Melihat fakta hukum tersebut. Maka Masyarakat Adat Seko wajib diberitahu dan mengetahui setiap proses perencanaan, pelaksanaan, tujuan dan dampaknya atas setiap proyek dan kebijakan pembangunan yang akan dilakukan di wilayah adat mereka. Hal ini sejalan dengan prinsip FPIC (Free, Prior, Informed, Consent).
Namun sejak perencanaan sampai izin eksplorasi dikeluarkan oleh pemerintah daerah Kabupaten Luwu Utara, tidak pernah ada proses sosialisasi yang dilakukan oleh pemerintah daerah untuk meminta persetujuan dari Masyarakat Adat, khususnya di Wilayah Adat Amballong, Pohoneang dan Hoyyane agar mengijinkan wilayah adat mereka sebagai lokasi pembangunan PLTA, dimana persetujuan tersebut harus melalui musyawarah adat Seko dikenal dengan istilah “Mukobo” yaitu proses pengambilan keputusan tertinggi melalui Musyawarah Adat.
Alih-alih melakukan proses-proses tersebut, pemerintah malah memaksakan agar pembangunan PLTA tersebut berjalan. Sebagai reaksi atas pembangun tersebut pada bulan September 2014, 500-an warga adat di Pohoneang dan Hoyyane menanda tangani dan melayangkan surat protes yang ditujukan kepada pemerintah daerah sebagai bentuk penolakan terhadap kehadiran PLTA di wilayah adat mereka.
Kepentingan Siapa?
Benarkah tujuan utama pembangunan PLTA oleh PT. SEKO POWER PRIMA dan PT. SEKO PRADA untuk pemenuhan kebutuhan energi listrik bagi masyarakat Luwu Utara melalui PLN, bukan untuk kebutuhan rencana industri pertambangan ekstraktif seperti yang selama ini disosialisasikan oleh pemerintah dan para kaki tangan perusahaan?
Mari kita bedah, berdasarkan Peraturan Menteri Energi dan Sumber Daya Mineral (ESDM) No.19 tahun 2015 tentang pembelian Tenaga Listrik Dari Pembangkit Listrik Tenaga Air Dengan Kapasitas Sampai Dengan 10 MW. Dari judulnya PERMEN ESDM itu saja sudah dapat diketahui bahwa pembelian tenaga listrik yang bisa dilakukan oleh PLN pada perusahaan PLTA hanya bisa dengan batas maksimal 10 MW. Sementara PT. SEKO POWER PRIMA dan PT. SEKO PRADA investasinya untuk membangun PLTA dengan kapasitas 380 MW. Pertanyaannya 370 MW listrik itu mau dijual kepada siapa kalau bukan untuk menyuplai kebutuhan listrik untuk mendukung investasi pembangunan perusahaan-perusahaan tambang yang telah mengantongi izin eksplorasi di Kecamatan Seko dan Rampi.

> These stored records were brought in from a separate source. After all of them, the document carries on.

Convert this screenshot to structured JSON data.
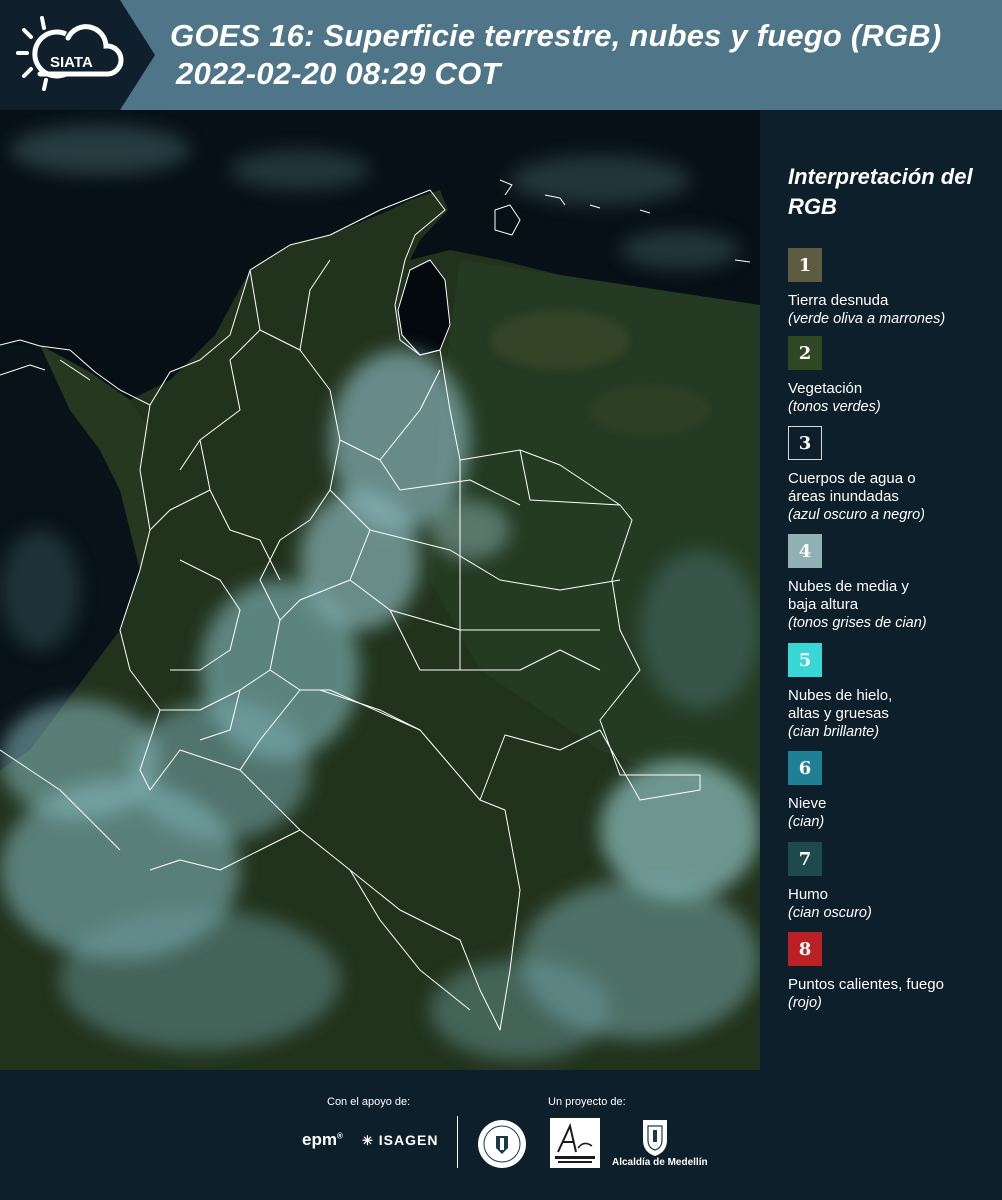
{
  "header": {
    "logo_text": "SIATA",
    "title_line1": "GOES 16: Superficie terrestre, nubes y fuego (RGB)",
    "title_line2": "2022-02-20 08:29 COT"
  },
  "legend": {
    "title": "Interpretación del RGB",
    "items": [
      {
        "number": "1",
        "label": "Tierra desnuda",
        "desc": "(verde oliva a marrones)",
        "color": "#5e5c40",
        "border": "#5e5c40"
      },
      {
        "number": "2",
        "label": "Vegetación",
        "desc": "(tonos verdes)",
        "color": "#2f4823",
        "border": "#2f4823"
      },
      {
        "number": "3",
        "label": "Cuerpos de agua o áreas inundadas",
        "desc": "(azul oscuro a negro)",
        "color": "#0d1f2b",
        "border": "#d8d8d8"
      },
      {
        "number": "4",
        "label": "Nubes de media y baja altura",
        "desc": "(tonos grises de cian)",
        "color": "#8fb1b1",
        "border": "#8fb1b1"
      },
      {
        "number": "5",
        "label": "Nubes de hielo, altas y gruesas",
        "desc": "(cian brillante)",
        "color": "#38d7d6",
        "border": "#38d7d6"
      },
      {
        "number": "6",
        "label": "Nieve",
        "desc": "(cian)",
        "color": "#1f8095",
        "border": "#1f8095"
      },
      {
        "number": "7",
        "label": "Humo",
        "desc": "(cian oscuro)",
        "color": "#1e4a4b",
        "border": "#1e4a4b"
      },
      {
        "number": "8",
        "label": "Puntos calientes, fuego",
        "desc": "(rojo)",
        "color": "#bb2025",
        "border": "#bb2025"
      }
    ]
  },
  "footer": {
    "support_caption": "Con el apoyo de:",
    "project_caption": "Un proyecto de:",
    "sponsor_epm": "epm",
    "sponsor_isagen": "ISAGEN",
    "alcaldia": "Alcaldía de Medellín"
  },
  "colors": {
    "header_band": "#4f7588",
    "background": "#0d1f2b",
    "ocean": "#050d12",
    "vegetation": "#24361f",
    "cloud": "#7fb7bb",
    "border_lines": "#ffffff"
  }
}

Berdasarkan data dari Dinas Pertambangan Luwu Utara, terdapat 10 perusahaan tambang yang telah mendapat Izin Usaha Pertambangan (IUP) sejak tahun 2011, yaitu :
1. PT. Aneka Tambang, (Emas)
2. PT. Seko Bukit Mas, (Bijih Besi)
3. PT. Sapta Cipta Kencana Wisma, (Bijih Besi)
4. PT. Andalan Prima Cakrawala (Bijih Besi)
5. PT. Trisakti Panca Sakti (Bijih Besi)
6. PT. Citra Palu Mineral (Logam Dasar)
7. PT. Kalla Arebamma (Bijih Besi)
8. PT. Kalla Arebamma (Emas)
9. PT. Dataran Seko Perkasa (Bijih Besi)
10. PT. Samudra Raya Prima (Bijih Besi)
Dengan total luasan 237.984 Ha. Saat ini ada delapan perusahaan tersebut dicabut izinnya karena belum membayar pajak, dan dua izin yang masih berlaku yaitu; PT. Citra Palu Mineral dan PT. Kalla Arebamma.
Jadi alasan bahwa pembangunan PLTA sepenuhnya untuk kebutuhan listrik masyarakat yang selama ini dikoar-koarkan oleh kaki tangan perusahaan PLTA kepada Masyarakat Luwu Utara adalah suatu kebohongan besar seolah gayung bersambut dengan seringnya pemadaman listrik yang terjadi di Luwu Utara akhir-akhir ini.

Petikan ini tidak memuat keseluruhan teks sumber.